At 2023-12-01 07:29 UTC the configuration change to the Impossible Finance pool by the IF team has put the WeHMND/USDC pair into an invalid state. In about three hours, one of the DEX users spotted odd behavior of the swap and asymmetrically extracted the USDC from the pool, leaving the WeHMND in it. Minutes after this, the Humanode and IF teams reacted to the anomaly in the pool; the contact with the user was established and the extracted USDC returned, first under the Humanode team control, and then, after a few days spent on technical verification, the funds were uploaded back into the pool, and corrective LP tokens were distributed to the holders. The incident was fully resolved at 2023-12-05 04:37 UTC, no funds were lost.

Timeline

Impossible Finance Incident Live Updates

What happened?

Configuration change

Everything started with the erroneous configuration changes to the Impossible Finance’s ImpossiblePair contract. This configuration change was issued erroneously due to a miscommunication among the Impossible Finance team.

The change enabled boosting for the WeHMND/USDC pair, which is invalid for this pair as it is only intended for stablecoin pairs.

Refs:

• https://humanode.subscan.io/extrinsic/0x02c5268ee8f525ddb2f4d36f9aac0a712a866c644263e1787922203e96174d12

A series of USDC swaps

With the newly applied configuration, doing any swap would significantly skew the exchange rate of the pair. This went unnoticed for three hours, as the swap was more or less idle.
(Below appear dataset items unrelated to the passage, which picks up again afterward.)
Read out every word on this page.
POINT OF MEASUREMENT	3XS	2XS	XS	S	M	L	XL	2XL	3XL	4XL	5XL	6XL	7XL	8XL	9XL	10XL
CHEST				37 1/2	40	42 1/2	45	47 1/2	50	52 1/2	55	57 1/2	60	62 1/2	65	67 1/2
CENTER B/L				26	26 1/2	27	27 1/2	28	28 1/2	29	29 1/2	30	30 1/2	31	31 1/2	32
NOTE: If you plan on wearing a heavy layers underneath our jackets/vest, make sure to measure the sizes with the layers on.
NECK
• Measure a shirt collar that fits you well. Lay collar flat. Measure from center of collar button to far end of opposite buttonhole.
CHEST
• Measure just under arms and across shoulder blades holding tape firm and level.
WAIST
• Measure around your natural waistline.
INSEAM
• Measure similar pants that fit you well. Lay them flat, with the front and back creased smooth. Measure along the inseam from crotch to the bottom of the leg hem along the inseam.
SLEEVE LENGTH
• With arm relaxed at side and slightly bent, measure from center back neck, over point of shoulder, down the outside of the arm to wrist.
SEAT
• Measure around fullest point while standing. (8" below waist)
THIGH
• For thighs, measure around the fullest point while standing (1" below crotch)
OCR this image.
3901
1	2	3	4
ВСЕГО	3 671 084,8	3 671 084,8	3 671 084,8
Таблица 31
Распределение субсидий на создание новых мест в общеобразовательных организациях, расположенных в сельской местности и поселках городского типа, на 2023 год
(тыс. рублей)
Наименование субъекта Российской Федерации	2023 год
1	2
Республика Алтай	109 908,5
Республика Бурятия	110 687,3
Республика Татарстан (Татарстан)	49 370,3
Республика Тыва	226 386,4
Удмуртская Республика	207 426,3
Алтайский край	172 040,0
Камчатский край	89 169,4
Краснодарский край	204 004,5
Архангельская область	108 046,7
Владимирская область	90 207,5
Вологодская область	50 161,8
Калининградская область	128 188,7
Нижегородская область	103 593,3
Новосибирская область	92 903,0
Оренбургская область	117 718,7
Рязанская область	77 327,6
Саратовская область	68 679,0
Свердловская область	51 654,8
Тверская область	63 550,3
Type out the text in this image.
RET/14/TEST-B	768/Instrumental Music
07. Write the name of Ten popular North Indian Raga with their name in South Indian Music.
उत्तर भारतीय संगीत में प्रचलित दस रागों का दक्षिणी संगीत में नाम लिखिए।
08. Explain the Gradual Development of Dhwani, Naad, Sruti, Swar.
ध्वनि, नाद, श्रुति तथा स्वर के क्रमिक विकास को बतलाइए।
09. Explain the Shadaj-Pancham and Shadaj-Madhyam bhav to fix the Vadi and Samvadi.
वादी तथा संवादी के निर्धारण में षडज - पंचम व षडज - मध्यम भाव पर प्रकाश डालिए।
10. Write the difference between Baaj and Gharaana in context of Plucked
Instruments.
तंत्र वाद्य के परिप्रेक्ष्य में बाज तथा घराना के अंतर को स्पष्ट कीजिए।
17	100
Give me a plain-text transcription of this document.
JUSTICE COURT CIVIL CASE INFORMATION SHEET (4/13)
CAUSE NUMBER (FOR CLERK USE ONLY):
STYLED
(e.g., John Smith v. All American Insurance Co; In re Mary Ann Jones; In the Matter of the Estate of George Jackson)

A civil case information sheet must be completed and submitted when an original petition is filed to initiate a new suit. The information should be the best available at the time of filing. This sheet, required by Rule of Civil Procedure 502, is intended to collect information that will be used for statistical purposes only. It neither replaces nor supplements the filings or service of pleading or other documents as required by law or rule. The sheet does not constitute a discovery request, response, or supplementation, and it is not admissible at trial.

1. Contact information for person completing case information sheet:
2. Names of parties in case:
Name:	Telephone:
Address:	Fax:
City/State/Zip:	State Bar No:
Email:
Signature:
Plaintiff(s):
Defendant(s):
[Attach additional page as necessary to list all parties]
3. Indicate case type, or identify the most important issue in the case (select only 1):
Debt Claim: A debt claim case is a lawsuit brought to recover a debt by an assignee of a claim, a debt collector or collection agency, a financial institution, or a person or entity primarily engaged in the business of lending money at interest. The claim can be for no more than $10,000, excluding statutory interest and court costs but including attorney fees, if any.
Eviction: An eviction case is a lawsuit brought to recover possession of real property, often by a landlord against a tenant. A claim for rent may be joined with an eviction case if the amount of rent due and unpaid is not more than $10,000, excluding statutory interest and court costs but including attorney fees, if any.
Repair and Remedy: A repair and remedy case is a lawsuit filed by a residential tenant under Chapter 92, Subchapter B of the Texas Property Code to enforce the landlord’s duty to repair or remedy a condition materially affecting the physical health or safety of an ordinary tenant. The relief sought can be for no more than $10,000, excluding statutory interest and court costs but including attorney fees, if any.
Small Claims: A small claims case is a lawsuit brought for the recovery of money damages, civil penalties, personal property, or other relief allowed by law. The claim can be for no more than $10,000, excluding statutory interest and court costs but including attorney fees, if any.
The first user to start doing the swap operations after the configuration change immediately felt that something was very wrong, as the contract gave out way more USDC for little WeHMND than it was supposed to.

So, the user promptly decided to extract all the USDC that he could get. As we learned later - the user did not have malicious intent, and the goal was simply to hold all the funds safely while the issues with contracts were resolved.

Refs:

• Starting from block 5419114 and tx https://humanode.subscan.io/extrinsic/0x090d1999cc43ade1de2fa89b71050648ff0c5327772a2b615294545aa149be33
• https://humanode.subscan.io/account/0x4F4cE52b3F384d8180cF3574C5d9B918e70BCacD?tab=erc20_transfer
  • 0x56d624534aa88c747fc6e4a3183a3168f4d9b6213766a98325aa43de3bfaf2bd
  • 0x2105dac1d70292cd602bb34904258028c9f452c49f0aabe7ca326f113efb0b8d
  • 0x45e0e5ac8602bcd59315724100f44b7f66550fbee9d247fa718c2d0a48e29e93
  • 0x7c083bc37abfdad1c8d083fa16642175cf1521dfd4c89c0bdcf041d318b24f2c
  • 0x40650124fce9363122008716f01f4a3da1f9a5265180e512ea85cb70a63f2b3b
  • 0x090d1999cc43ade1de2fa89b71050648ff0c5327772a2b615294545aa149be33

USDC ported to Ethereum chain

The user then ported the USDC to the Ethereum chain. From the user’s perspective, it was not clear what happened and why this odd behavior suddenly started happening, so the user decided to also move the extracted USDC funds (along with some personal USDC they had on their account before the incident) from the Humanode chain to the Ethereum.